The varieties Mary showed us included:
- ‘Karma Prospero’: a longlasting waterlily style decorative dahlia
- ‘Karma Choc’: a deep chocolatey red, good for flower arranging
- ‘Spartacus’: a velvety red dinnerplate sized decorative dahlia
- ‘Belle of Barmera’: terracotta fades to soft pink and buff
- ‘Café au Lait’: cream blush blooms, a favourite for wedding bouquets
- ‘Labyrinth’: apricot orange with wavy petals
- ‘Honka Fragile’: White star shape with red edging







Massed tulip planting takes place before Christmas in preparation for a magnificent display each April. Judging by the impact the dahlias make, I can only imagine the spectacle that awaits visitors to this beautiful garden next spring.
Next time…..I pay a return visit to Chenies Manor. Having concentrated on the central areas of the garden on my first visit, I saw neither the Kitchen Garden nor the Physic Garden and have booked tickets to return with friends later this week. And I plan to take a closer look at the ancient oak tree with its royal connections.
It’s a very romantic setting. Thanks for giving us such a good look inside.
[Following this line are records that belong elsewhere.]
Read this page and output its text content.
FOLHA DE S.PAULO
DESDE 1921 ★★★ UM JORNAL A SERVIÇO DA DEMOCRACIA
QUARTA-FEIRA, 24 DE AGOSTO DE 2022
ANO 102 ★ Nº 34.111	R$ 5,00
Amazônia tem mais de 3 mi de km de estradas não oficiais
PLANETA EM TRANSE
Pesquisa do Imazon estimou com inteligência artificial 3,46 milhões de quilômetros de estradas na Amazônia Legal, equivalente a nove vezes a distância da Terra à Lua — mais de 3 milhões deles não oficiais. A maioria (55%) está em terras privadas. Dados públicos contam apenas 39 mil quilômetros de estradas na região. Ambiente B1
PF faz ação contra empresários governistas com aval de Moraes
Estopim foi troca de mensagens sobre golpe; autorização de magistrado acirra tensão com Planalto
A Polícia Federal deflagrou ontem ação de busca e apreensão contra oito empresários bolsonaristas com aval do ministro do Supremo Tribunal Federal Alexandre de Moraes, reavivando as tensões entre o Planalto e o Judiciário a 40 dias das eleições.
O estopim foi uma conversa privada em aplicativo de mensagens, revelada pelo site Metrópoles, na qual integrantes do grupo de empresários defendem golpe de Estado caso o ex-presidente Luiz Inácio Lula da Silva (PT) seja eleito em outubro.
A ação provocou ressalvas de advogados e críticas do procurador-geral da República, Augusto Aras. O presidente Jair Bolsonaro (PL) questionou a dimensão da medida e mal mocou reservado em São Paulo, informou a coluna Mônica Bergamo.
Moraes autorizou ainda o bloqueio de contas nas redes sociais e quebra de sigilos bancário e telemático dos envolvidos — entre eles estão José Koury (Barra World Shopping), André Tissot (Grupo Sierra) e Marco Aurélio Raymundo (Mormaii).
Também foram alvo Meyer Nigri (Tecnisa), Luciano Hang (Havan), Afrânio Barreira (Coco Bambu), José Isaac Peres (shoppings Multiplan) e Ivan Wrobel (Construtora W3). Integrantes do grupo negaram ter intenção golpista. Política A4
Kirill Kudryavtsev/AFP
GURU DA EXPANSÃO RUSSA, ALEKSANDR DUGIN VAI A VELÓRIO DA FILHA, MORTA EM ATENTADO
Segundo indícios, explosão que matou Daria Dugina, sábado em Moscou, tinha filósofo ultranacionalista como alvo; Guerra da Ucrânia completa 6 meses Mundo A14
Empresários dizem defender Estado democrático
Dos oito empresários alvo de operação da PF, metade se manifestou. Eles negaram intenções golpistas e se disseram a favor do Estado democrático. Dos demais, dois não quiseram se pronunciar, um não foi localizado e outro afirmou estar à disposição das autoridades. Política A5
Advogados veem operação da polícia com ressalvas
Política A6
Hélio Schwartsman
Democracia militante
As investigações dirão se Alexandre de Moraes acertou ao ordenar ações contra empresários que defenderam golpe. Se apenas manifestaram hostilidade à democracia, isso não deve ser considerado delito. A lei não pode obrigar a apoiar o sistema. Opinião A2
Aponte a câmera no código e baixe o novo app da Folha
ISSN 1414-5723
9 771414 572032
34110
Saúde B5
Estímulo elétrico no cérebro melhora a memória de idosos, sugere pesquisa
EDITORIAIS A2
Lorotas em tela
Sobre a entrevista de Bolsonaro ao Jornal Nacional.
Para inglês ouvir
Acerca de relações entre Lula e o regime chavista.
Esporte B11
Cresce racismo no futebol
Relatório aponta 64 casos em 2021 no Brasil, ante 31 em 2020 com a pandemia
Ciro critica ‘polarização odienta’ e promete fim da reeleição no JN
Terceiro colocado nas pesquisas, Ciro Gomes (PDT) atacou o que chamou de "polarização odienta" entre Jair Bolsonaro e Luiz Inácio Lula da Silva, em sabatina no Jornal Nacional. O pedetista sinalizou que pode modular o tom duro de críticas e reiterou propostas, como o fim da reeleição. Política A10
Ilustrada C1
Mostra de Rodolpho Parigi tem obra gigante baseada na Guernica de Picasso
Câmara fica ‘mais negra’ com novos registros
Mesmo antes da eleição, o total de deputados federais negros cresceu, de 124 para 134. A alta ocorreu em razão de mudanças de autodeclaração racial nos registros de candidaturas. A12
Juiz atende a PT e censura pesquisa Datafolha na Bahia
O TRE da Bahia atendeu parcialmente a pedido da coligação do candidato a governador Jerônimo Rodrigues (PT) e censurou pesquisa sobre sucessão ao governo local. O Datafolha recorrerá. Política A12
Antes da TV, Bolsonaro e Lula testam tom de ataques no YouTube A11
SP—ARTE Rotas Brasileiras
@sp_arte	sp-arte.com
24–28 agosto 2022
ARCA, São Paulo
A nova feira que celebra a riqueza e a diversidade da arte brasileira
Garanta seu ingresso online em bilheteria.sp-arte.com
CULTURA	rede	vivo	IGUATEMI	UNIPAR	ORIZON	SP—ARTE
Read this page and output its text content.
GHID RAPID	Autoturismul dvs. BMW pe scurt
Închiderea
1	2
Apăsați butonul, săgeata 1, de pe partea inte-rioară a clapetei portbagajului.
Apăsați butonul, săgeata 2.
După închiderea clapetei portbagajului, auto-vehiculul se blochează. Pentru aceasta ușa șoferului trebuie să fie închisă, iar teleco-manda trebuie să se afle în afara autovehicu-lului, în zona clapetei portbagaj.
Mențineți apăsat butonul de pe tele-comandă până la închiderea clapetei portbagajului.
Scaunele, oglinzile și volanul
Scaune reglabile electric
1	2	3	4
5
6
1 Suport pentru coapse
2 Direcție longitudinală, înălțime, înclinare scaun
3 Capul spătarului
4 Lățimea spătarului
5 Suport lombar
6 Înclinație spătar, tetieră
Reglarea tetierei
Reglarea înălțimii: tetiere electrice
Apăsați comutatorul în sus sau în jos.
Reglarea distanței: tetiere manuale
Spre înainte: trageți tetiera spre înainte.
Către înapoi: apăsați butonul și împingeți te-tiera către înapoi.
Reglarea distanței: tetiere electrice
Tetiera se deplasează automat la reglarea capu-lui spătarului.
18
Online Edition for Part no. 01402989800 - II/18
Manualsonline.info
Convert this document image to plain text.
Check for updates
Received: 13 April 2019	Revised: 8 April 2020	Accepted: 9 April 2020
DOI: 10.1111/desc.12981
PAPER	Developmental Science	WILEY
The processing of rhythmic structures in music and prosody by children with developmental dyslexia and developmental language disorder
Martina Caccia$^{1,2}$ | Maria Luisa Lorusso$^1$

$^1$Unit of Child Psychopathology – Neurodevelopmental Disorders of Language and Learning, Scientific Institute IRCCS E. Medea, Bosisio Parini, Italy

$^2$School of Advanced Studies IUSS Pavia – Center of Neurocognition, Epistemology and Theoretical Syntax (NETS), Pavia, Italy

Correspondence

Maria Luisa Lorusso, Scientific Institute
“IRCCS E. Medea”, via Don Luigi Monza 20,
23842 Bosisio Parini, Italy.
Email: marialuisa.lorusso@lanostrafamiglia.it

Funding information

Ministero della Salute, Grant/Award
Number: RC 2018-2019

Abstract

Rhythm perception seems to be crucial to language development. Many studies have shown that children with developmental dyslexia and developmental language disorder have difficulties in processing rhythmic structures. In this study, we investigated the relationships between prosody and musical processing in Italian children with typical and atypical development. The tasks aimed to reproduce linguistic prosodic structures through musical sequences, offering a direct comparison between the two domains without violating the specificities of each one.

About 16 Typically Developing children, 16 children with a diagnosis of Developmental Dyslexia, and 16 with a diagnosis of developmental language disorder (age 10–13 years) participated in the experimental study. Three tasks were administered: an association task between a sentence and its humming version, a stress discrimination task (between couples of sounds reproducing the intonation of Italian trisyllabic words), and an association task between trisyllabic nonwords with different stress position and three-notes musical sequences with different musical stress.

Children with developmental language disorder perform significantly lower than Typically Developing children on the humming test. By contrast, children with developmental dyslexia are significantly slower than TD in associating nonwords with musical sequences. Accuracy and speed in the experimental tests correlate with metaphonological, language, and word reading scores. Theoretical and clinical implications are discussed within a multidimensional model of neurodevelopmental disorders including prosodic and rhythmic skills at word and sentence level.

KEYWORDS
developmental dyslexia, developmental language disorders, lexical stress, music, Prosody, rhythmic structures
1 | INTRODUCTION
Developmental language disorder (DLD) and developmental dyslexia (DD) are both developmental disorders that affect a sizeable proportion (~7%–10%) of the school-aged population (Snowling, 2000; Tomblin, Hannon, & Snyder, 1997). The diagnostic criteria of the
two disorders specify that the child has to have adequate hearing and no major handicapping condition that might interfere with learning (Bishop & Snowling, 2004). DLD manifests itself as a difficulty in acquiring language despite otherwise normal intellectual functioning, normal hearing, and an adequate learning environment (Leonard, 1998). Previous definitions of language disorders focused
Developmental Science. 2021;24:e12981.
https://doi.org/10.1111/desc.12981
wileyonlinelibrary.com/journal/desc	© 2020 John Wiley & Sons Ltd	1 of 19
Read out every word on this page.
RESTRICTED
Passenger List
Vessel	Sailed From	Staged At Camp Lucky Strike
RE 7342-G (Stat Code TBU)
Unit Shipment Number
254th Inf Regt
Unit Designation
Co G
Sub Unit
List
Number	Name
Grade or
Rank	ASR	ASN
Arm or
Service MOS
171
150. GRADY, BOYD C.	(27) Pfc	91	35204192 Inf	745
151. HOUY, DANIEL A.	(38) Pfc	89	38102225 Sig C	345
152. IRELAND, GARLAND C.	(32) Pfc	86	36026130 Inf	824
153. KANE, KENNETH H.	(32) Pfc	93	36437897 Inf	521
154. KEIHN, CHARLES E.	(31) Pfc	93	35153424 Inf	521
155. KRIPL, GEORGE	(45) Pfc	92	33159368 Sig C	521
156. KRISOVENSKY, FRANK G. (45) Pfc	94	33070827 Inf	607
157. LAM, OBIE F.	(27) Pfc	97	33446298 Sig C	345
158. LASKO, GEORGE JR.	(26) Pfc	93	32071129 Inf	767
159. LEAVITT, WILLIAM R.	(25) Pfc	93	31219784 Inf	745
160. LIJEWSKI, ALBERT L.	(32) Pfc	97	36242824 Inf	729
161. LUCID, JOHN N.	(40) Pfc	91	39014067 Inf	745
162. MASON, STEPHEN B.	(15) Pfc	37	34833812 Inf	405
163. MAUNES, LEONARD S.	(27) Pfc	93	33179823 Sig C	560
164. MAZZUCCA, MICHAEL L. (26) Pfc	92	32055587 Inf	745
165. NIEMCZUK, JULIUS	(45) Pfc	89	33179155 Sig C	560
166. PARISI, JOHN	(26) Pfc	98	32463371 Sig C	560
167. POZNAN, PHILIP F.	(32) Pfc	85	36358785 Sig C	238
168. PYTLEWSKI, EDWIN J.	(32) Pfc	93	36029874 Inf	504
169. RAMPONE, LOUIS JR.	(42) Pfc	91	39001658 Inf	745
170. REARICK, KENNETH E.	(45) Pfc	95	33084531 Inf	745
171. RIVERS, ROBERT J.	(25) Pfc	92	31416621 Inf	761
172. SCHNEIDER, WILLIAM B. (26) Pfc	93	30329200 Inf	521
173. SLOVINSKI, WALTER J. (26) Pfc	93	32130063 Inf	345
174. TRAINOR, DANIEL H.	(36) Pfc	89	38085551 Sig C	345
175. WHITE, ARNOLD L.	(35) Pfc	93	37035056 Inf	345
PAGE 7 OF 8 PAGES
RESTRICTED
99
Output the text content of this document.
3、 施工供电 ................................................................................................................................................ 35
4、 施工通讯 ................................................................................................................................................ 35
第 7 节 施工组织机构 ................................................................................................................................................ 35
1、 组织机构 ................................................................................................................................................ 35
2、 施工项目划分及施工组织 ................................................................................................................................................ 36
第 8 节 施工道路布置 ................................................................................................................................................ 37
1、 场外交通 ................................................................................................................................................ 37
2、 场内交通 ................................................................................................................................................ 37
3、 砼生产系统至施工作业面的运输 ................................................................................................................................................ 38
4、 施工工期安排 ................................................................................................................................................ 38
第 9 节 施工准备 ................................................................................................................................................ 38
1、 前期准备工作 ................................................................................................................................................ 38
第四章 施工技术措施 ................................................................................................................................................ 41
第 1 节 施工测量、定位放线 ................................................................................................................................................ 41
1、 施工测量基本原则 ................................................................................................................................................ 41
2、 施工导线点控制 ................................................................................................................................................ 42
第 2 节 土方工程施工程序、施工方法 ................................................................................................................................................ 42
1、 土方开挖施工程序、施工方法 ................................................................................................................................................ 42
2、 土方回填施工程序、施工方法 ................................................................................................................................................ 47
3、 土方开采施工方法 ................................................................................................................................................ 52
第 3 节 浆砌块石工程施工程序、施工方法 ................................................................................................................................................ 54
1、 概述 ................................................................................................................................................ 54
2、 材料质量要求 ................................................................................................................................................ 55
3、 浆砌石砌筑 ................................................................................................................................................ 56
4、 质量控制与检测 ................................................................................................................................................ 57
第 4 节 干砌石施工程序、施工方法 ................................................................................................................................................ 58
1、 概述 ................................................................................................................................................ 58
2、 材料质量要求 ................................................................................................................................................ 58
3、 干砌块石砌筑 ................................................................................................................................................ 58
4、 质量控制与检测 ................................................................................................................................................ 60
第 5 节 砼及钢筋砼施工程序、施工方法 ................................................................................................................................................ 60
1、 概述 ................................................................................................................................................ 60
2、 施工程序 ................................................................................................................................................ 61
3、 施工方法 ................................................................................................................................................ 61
I’ve never been but you make it look very tempting.
So pleased you enjoyed your visit to Chenies Manor House and Gardens – and thta you are making a return kourney to see the gardens that you missed!
I enjoyed my ‘virtual visit’ to Chenies – looking forward to the next one! 🙂
Great blog.Stunning garden
This garden’s on my list to visit in 2021 – looks like a beautiful place. The selection of dahlias is amazing.